Question

Two coherent monochromatic light beams of intensities I and 4I are superimposed. The difference between maximum and minimum possible intensities in the resulting beam is x I. The value of x is______.

Answer 1

Correct Answer: 8

The problem involves the superposition of two coherent monochromatic light beams with intensities I and 4I. We need to find the difference between the maximum and minimum possible intensities in the resulting interference pattern and express it as a multiple of I.

Concept Used:

The solution is based on the principle of superposition for coherent light waves. The resultant intensity \(I_R\) at a point where two waves with intensities \(I_1\) and \(I_2\) and a phase difference \(\phi\) superimpose is given by:

\[ I_R = I_1 + I_2 + 2\sqrt{I_1 I_2} \cos\phi \]

The intensity is maximum (\(I_{\text{max}}\)) for constructive interference, which occurs when the phase difference \(\phi = 2n\pi\) (where \(n\) is an integer), so \(\cos\phi = 1\). The formula for maximum intensity is:

\[ I_{\text{max}} = (\sqrt{I_1} + \sqrt{I_2})^2 \]

The intensity is minimum (\(I_{\text{min}}\)) for destructive interference, which occurs when the phase difference \(\phi = (2n+1)\pi\), so \(\cos\phi = -1\). The formula for minimum intensity is:

\[ I_{\text{min}} = (\sqrt{I_1} - \sqrt{I_2})^2 \]

Step-by-Step Solution:

Step 1: Identify the intensities of the two light beams.

The intensities of the two coherent beams are given as:

\[ I_1 = I \] \[ I_2 = 4I \]

Step 2: Calculate the maximum possible intensity (\(I_{\text{max}}\)).

Using the formula for constructive interference:

\[ I_{\text{max}} = (\sqrt{I_1} + \sqrt{I_2})^2 \]

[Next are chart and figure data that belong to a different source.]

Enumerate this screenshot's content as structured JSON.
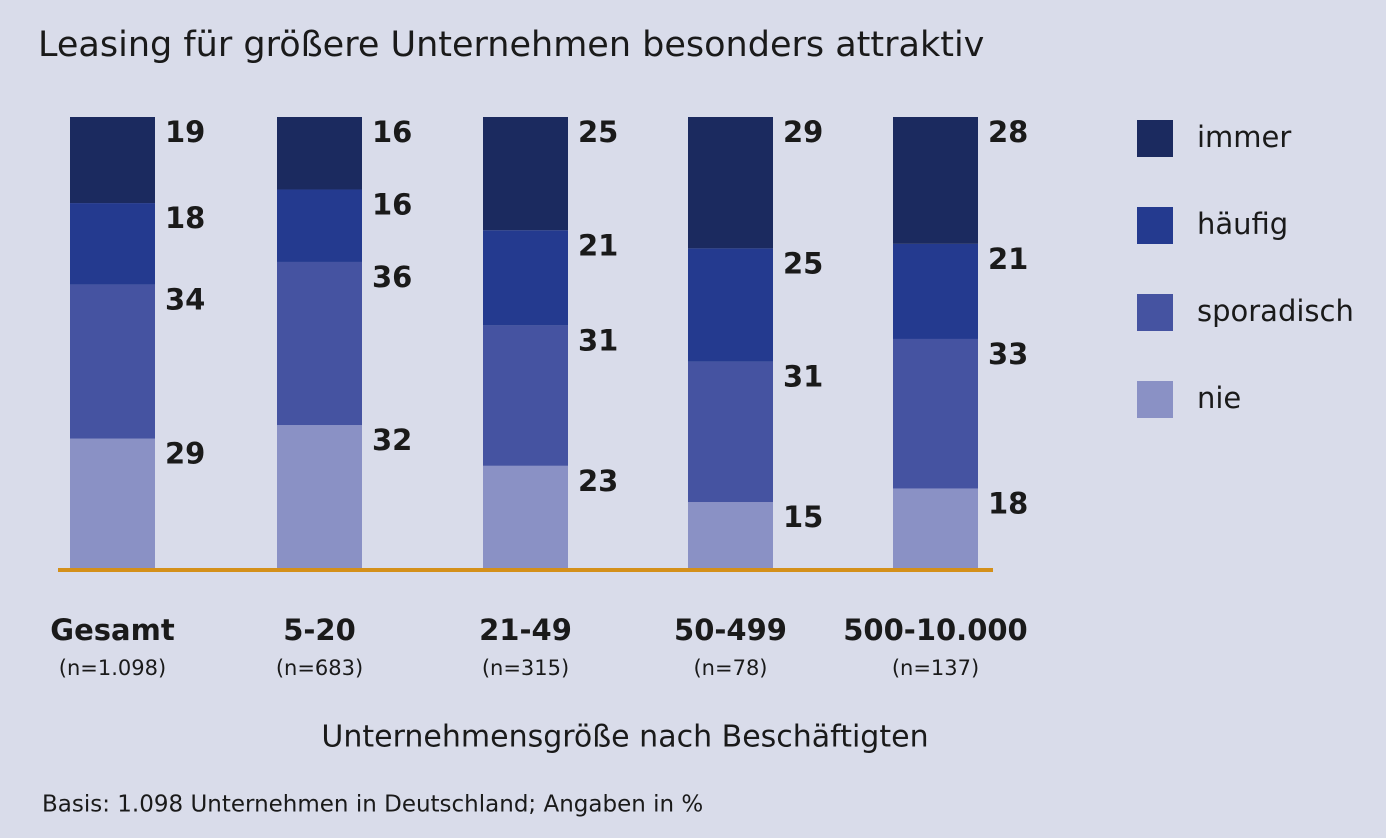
{
  "chart_data": {
    "type": "stacked_bar",
    "title": "Leasing für größere Unternehmen besonders attraktiv",
    "categories": [
      "Gesamt",
      "5-20",
      "21-49",
      "50-499",
      "500-10.000"
    ],
    "category_notes": [
      "(n=1.098)",
      "(n=683)",
      "(n=315)",
      "(n=78)",
      "(n=137)"
    ],
    "xlabel": "Unternehmensgröße nach Beschäftigten",
    "footnote": "Basis: 1.098 Unternehmen in Deutschland; Angaben in %",
    "ylim": [
      0,
      100
    ],
    "legend": "right",
    "series": [
      {
        "name": "immer",
        "color": "#1b2a5f",
        "values": [
          19,
          16,
          25,
          29,
          28
        ]
      },
      {
        "name": "häufig",
        "color": "#243a8f",
        "values": [
          18,
          16,
          21,
          25,
          21
        ]
      },
      {
        "name": "sporadisch",
        "color": "#4553a1",
        "values": [
          34,
          36,
          31,
          31,
          33
        ]
      },
      {
        "name": "nie",
        "color": "#8a91c5",
        "values": [
          29,
          32,
          23,
          15,
          18
        ]
      }
    ],
    "baseline_color": "#d4901a"
  }
}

Substituting the given values:

\[ I_{\text{max}} = (\sqrt{I} + \sqrt{4I})^2 = (\sqrt{I} + 2\sqrt{I})^2 \] \[ I_{\text{max}} = (3\sqrt{I})^2 = 9I \]

Step 3: Calculate the minimum possible intensity (\(I_{\text{min}}\)).

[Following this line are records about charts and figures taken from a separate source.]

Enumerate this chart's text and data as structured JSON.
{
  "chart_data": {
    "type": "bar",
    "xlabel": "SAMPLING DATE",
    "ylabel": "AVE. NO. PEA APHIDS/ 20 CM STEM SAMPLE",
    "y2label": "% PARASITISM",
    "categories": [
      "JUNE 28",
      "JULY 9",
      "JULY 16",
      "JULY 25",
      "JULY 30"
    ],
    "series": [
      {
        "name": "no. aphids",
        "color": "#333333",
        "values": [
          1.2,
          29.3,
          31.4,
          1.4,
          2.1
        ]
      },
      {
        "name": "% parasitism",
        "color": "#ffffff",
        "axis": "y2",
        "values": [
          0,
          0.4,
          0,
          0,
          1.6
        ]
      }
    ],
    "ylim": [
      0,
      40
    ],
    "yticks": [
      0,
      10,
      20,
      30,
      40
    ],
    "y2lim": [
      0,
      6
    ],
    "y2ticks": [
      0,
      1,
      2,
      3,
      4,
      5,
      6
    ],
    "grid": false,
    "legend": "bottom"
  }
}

Using the formula for destructive interference:

\[ I_{\text{min}} = (\sqrt{I_1} - \sqrt{I_2})^2 \]

Substituting the given values:

\[ I_{\text{min}} = (\sqrt{I} - \sqrt{4I})^2 = (\sqrt{I} - 2\sqrt{I})^2 \] \[ I_{\text{min}} = (-\sqrt{I})^2 = I \]

Step 4: Find the difference between the maximum and minimum intensities.

\[ I_{\text{max}} - I_{\text{min}} = 9I - I = 8I \]

We are given that this difference is equal to \(xI\). Comparing our result with the given expression:

\[ xI = 8I \]

This implies that \(x = 8\).

The value of x is 8.

Answer 2

The maximum intensity \( I_{\text{max}} \) in the superimposed beam is given by:
\[I_{\text{max}} = \left( \sqrt{I} + \sqrt{4I} \right)^2 = \left( \sqrt{I} + 2\sqrt{I} \right)^2 = (3\sqrt{I})^2 = 9I\]
The minimum intensity \( I_{\text{min}} \) is given by:
\[I_{\text{min}} = \left( \sqrt{4I} - \sqrt{I} \right)^2 = \left( 2\sqrt{I} - \sqrt{I} \right)^2 = (\sqrt{I})^2 = I\]
Therefore, the difference \( I_{\text{max}} - I_{\text{min}} \) is:
\[x = I_{\text{max}} - I_{\text{min}} = 9I - I = 8I\]